Trumps Strategie, mit der Androhung von Zöllen seinen Willen durchzusetzen, ging in diesem Fall also offenbar voll auf. Für die Börsen war dies bislang irrelevant, doch aus meiner Sicht sollte man dieses Ereignis durchaus im Hinterkopf behalten. Denn:

Zölle bleiben ein Risiko

Da Trump mit seinen Zolldrohungen in diesem Fall offenbar einen klaren Erfolg auf ganzer Linie eingefahren hat, könnte ihn dies in seiner Ansicht bestärken, auch gegenüber größeren "Gegnern" (China, EU) ein solches Manöver zu riskieren.

Dazu wird er derzeit aus den eigenen Reihen zusätzlich motiviert. Der neue US-Finanzminister Scott Bessent soll laut Medienberichten auf die Einführung universeller Zölle auf US-Importe in Höhe von 2,5 % drängen, die monatlich um denselben Wert steigen.
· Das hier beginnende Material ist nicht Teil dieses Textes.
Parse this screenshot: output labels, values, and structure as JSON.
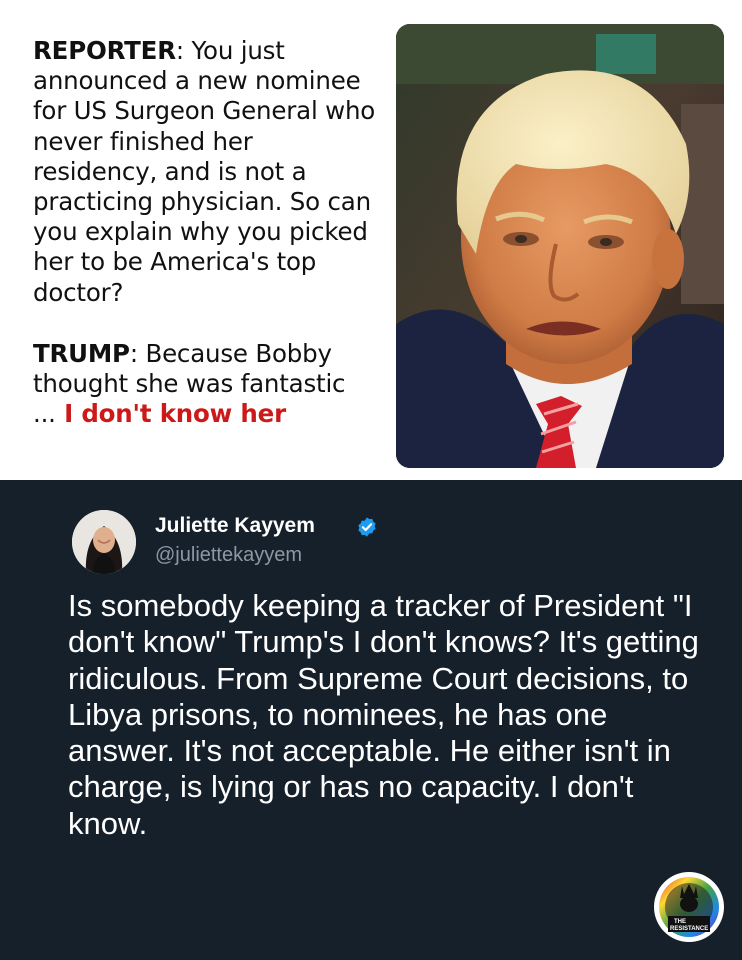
{
  "quote": {
    "reporter_label": "REPORTER",
    "reporter_text": ": You just announced a new nominee for US Surgeon General who never finished her residency, and is not a practicing physician. So can you explain why you picked her to be America's top doctor?",
    "trump_label": "TRUMP",
    "trump_text": ": Because Bobby thought she was fantastic",
    "ellipsis": "...",
    "trump_highlight": " I don't know her",
    "highlight_color": "#cc1a1a"
  },
  "tweet": {
    "display_name": "Juliette Kayyem",
    "handle": "@juliettekayyem",
    "verified": true,
    "verified_color": "#1d9bf0",
    "text": "Is somebody keeping a tracker of President \"I don't know\" Trump's I don't knows? It's getting ridiculous. From Supreme Court decisions, to Libya prisons, to nominees, he has one answer. It's not acceptable. He either isn't in charge, is lying or has no capacity. I don't know.",
    "background_color": "#16202b"
  },
  "logo": {
    "line1": "THE",
    "line2": "RESISTANCE"
  },
  "icons": {
    "verified": "verified-check-icon"
  }
}
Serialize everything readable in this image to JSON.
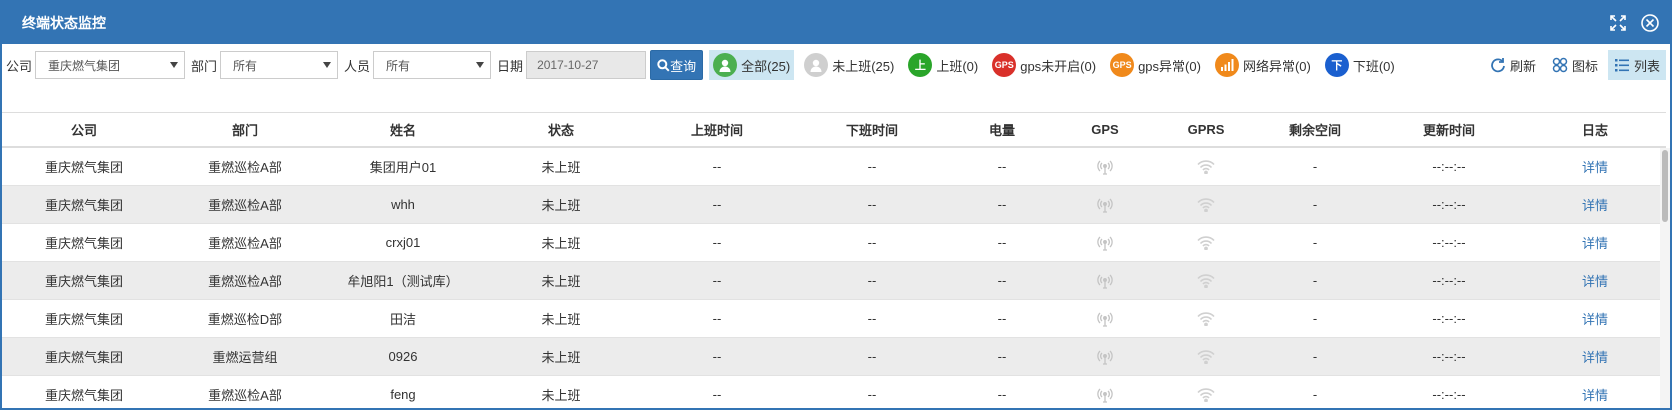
{
  "window": {
    "title": "终端状态监控"
  },
  "filters": {
    "company_label": "公司",
    "company_value": "重庆燃气集团",
    "dept_label": "部门",
    "dept_value": "所有",
    "person_label": "人员",
    "person_value": "所有",
    "date_label": "日期",
    "date_value": "2017-10-27",
    "query_label": "查询"
  },
  "status_chips": [
    {
      "label": "全部(25)",
      "icon_text": "",
      "color": "#4caf50"
    },
    {
      "label": "未上班(25)",
      "icon_text": "",
      "color": "#cfcfcf"
    },
    {
      "label": "上班(0)",
      "icon_text": "上",
      "color": "#2aa52a"
    },
    {
      "label": "gps未开启(0)",
      "icon_text": "GPS",
      "color": "#d9302a"
    },
    {
      "label": "gps异常(0)",
      "icon_text": "GPS",
      "color": "#f0891b"
    },
    {
      "label": "网络异常(0)",
      "icon_text": "",
      "color": "#f0891b"
    },
    {
      "label": "下班(0)",
      "icon_text": "下",
      "color": "#1a5fcf"
    }
  ],
  "tools": {
    "refresh": "刷新",
    "chart": "图标",
    "list": "列表"
  },
  "table": {
    "headers": [
      "公司",
      "部门",
      "姓名",
      "状态",
      "上班时间",
      "下班时间",
      "电量",
      "GPS",
      "GPRS",
      "剩余空间",
      "更新时间",
      "日志"
    ],
    "rows": [
      [
        "重庆燃气集团",
        "重燃巡检A部",
        "集团用户01",
        "未上班",
        "--",
        "--",
        "--",
        "-",
        "--:--:--",
        "详情"
      ],
      [
        "重庆燃气集团",
        "重燃巡检A部",
        "whh",
        "未上班",
        "--",
        "--",
        "--",
        "-",
        "--:--:--",
        "详情"
      ],
      [
        "重庆燃气集团",
        "重燃巡检A部",
        "crxj01",
        "未上班",
        "--",
        "--",
        "--",
        "-",
        "--:--:--",
        "详情"
      ],
      [
        "重庆燃气集团",
        "重燃巡检A部",
        "牟旭阳1（测试库）",
        "未上班",
        "--",
        "--",
        "--",
        "-",
        "--:--:--",
        "详情"
      ],
      [
        "重庆燃气集团",
        "重燃巡检D部",
        "田洁",
        "未上班",
        "--",
        "--",
        "--",
        "-",
        "--:--:--",
        "详情"
      ],
      [
        "重庆燃气集团",
        "重燃运营组",
        "0926",
        "未上班",
        "--",
        "--",
        "--",
        "-",
        "--:--:--",
        "详情"
      ],
      [
        "重庆燃气集团",
        "重燃巡检A部",
        "feng",
        "未上班",
        "--",
        "--",
        "--",
        "-",
        "--:--:--",
        "详情"
      ]
    ]
  }
}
Negative Nachrichten werden ignoriert

Mit Blick auf die neuerlichen Kursgewinne scheinen negative Nachrichten bereits wieder ignoriert zu werden. Das gilt auch für die Meldung, wonach das chinesische Technologieunternehmen Alibaba heute eine neue Version seines Modells einer künstlichen Intelligenz (Qwen 2.5) veröffentlicht hat, die nach eigenen Angaben sogar das jüngst das hochgelobte DeepSeek-V3-Model übertrifft.

In einer Mitteilung auf ihrem offiziellen WeChat-Account schrieb Alibabas Cloud-Einheit: "Qwen 2.5-Max übertrifft ... fast durchweg GPT-4o, DeepSeek-V3 und Llama-3.1-4058." Dabei bezog man sich auch auf die KI-Modelle von OpenAI und Meta.

Fazit

Das ist schon wirklich bemerkenswert, dass nicht nur bei Trumps Zolldrohungen, sondern offenbar auch extrem schnell bei aktuellen Meldungen zum Thema KI ein Gewöhnungseffekt eingesetzt hat.

Mit dem Blick unter die Markt-Oberfläche sollte man allerdings durchaus beachten, dass der Montag Spuren hinterlassen hat und man die Kurserholungen daher mit Skepsis betrachten sollte.